Introduction :
Silencieux ces dernières semaines sur mon blog, j'ai bien entendu continué
de suivre l'actualité et en particulier celle de l'antisémitisme dans notre
pays. Disons-le, la période me semble sinistre ... Certes, le CRIF a eu raison
d'organiser une grande manifestation le 19 mars, date anniversaire du massacre
de l'école juive de Toulouse ; et certes, la présence de personnalités
politiques, de représentants des autres religions et de plusieurs intellectuels
engagés faisait chaud au cœur. Mais cela ne suffit pas : la parole raciste et
antisémite s'est libérée totalement en France, et il est temps, d'abord, de
faire connaitre à tous cette haine lourde de menaces (deux agressions physiques
violentes ont visé des Juifs à Paris pendant cette même période). Aussi cet
appel, signé par plusieurs personnalités dans "Libération", mérite
d'être largement partagé !
J.C
TRIBUNE
Une sourde dislocation menace la société française.
Le constat nous coûte mais il s’impose : aujourd’hui, en France, on
ne débat plus, on crache ; on ne s’oppose pas, on lynche ; on ne
conteste pas, on conspue ; et ce qui était, hier, impensable est devenu,
aujourd’hui, banal.
Dans la France de 2014, quand on manifeste en
famille son désaccord avec la politique de la garde des Sceaux, on la traite de
«guenon». Dans la France de 2014, un rassemblement prétendument organisé
pour s’opposer au président de la République devient un raout
antisémite, raciste et homophobe dans les rues de Paris où l’on scande «Juif,
la France n’est pas à toi». Dans la France de 2014, la haine antijuive est à ce
point populaire qu’elle est devenue une forme d’humour particulièrement
rentable pour un prédicateur vénal qui se moque de la loi comme de ceux qu’il
offre à la vindicte des rires gras.
Dans notre pays, il se trouve un certain nombre
de personnes pour affirmer avec morgue que les juifs dirigeraient le
monde, que les homosexuels mettraient la société en danger, que les
Arabes ne seront jamais français et que les Noirs devraient préférer
les arbres aux bancs de l’Assemblée nationale. Et il se trouve - hélas ! -
un nombre plus grand encore de personnes suffisamment crédules, fragiles ou
stupides pour le croire et le faire savoir, dans les rues et sur la Toile.

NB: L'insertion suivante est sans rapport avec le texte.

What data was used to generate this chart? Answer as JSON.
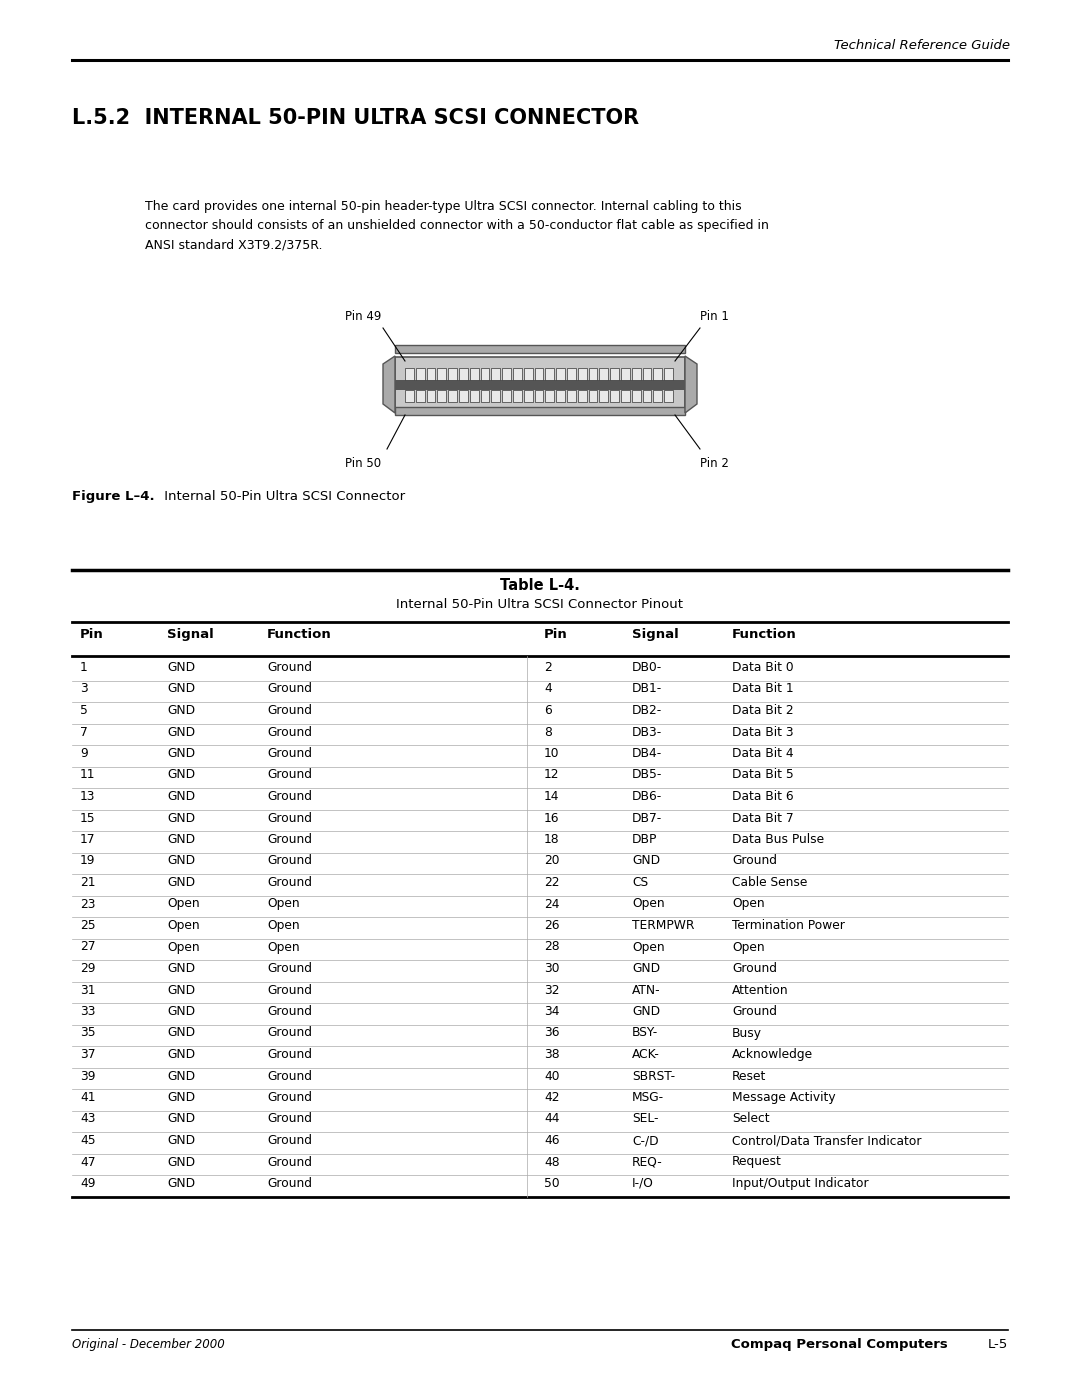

Que l’on ne s’y trompe pas : ce qui, à terme, est
menacé, par le racisme, l’antisémitisme ou l’homophobie ce ne
sont pas seulement les personnes d’origine immigrée,
les juifs et les homosexuels, mais c’est la possibilité de
vivre en république, c’est-à-dire la république elle-même.

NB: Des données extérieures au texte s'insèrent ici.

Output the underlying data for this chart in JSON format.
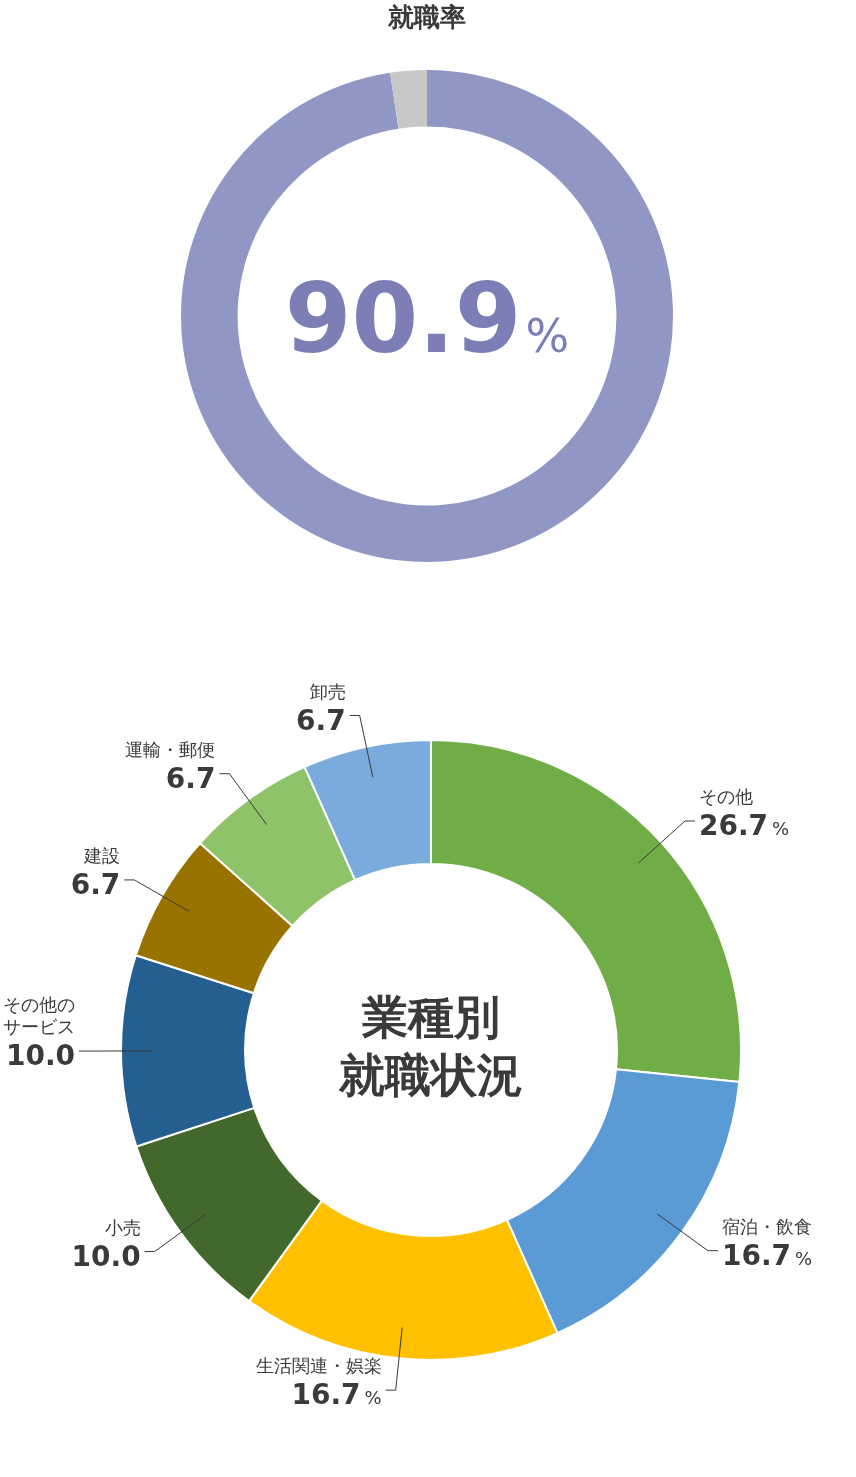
{
  "chart_data": [
    {
      "type": "donut",
      "title": "就職率",
      "categories": [
        null,
        null
      ],
      "values": [
        97.6,
        2.4
      ],
      "colors": [
        "#9197c4",
        "#c8c8c8"
      ],
      "annotations": [
        "90.9%"
      ]
    },
    {
      "type": "donut",
      "title": "業種別就職状況",
      "categories": [
        "その他",
        "宿泊・飲食",
        "生活関連・娯楽",
        "小売",
        "その他のサービス",
        "建設",
        "運輸・郵便",
        "卸売"
      ],
      "values": [
        26.7,
        16.7,
        16.7,
        10.0,
        10.0,
        6.7,
        6.7,
        6.7
      ],
      "colors": [
        "#70ad47",
        "#5b9bd5",
        "#ffc000",
        "#43682b",
        "#255e91",
        "#997300",
        "#8fc36a",
        "#7aabdc"
      ],
      "value_labels": [
        "26.7%",
        "16.7%",
        "16.7%",
        "10.0",
        "10.0",
        "6.7",
        "6.7",
        "6.7"
      ]
    }
  ]
}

A ceux qui ont proféré, diffusé, dit, laissé dire, mis
en scène, organisé ou profité d’une telle immondice, nous voulons exprimer
fermement et calmement que cela suffit ; qu’ils répondront de leurs actes
et que pour notre part, nous répondrons par des mots. Le ressentiment ne peut
pas être le seul sentiment qui relie entre eux des Français qui ne se sont
jamais rencontrés. A trop céder aux oppositions artificielles, la défiance
s’est installée et on en a oublié l’essentiel : la fierté et le bonheur de
vivre ensemble. Si chacun considère son voisin ou son collègue comme une menace
ou un ennemi, alors la France disparaîtra non pas tant dans ce
qu’elle est mais dans ce qu’elle a pu incarner de plus beau ici et à travers le
monde. Nous avons tous et toutes, à titre individuel, la responsabilité de construire
la société dans laquelle nous voulons vivre.
Ceux qui ont hurlé doivent se taire ; ceux qui se sont
tus doivent parler. En ces temps de haines rances, de clameurs
incendiaires et de ressentiment généralisé, nous devons nous rassembler sous un
seul mot, une seule bannière, un unique mot d’ordre, quels que
soient notre origine, notre âge, notre orientation ou notre condition.
Dans la France de 2014, il appartient à chacun d’entre nous de décider que
le temps de la haine est révolu et que celui de la fraternité est venu.
Signataires :
Yvan Attal, Josiane Balasko, Bérénice Bejo,
Tahar Ben Jelloun, Pierre Bergé, Pascal Blanchard, Michel Boujenah,
Patrick Bruel, Elie Chouraqui, Caroline Fourest, Michel Hazanavicius, Patrick
Klugman, Pierre Lescure, Bernard-Henri Lévy, Jacques Martial, Yann Moix,
Scholastique Mukasonga, Yannick Noah, Dominique Sopo, Eric Toledano.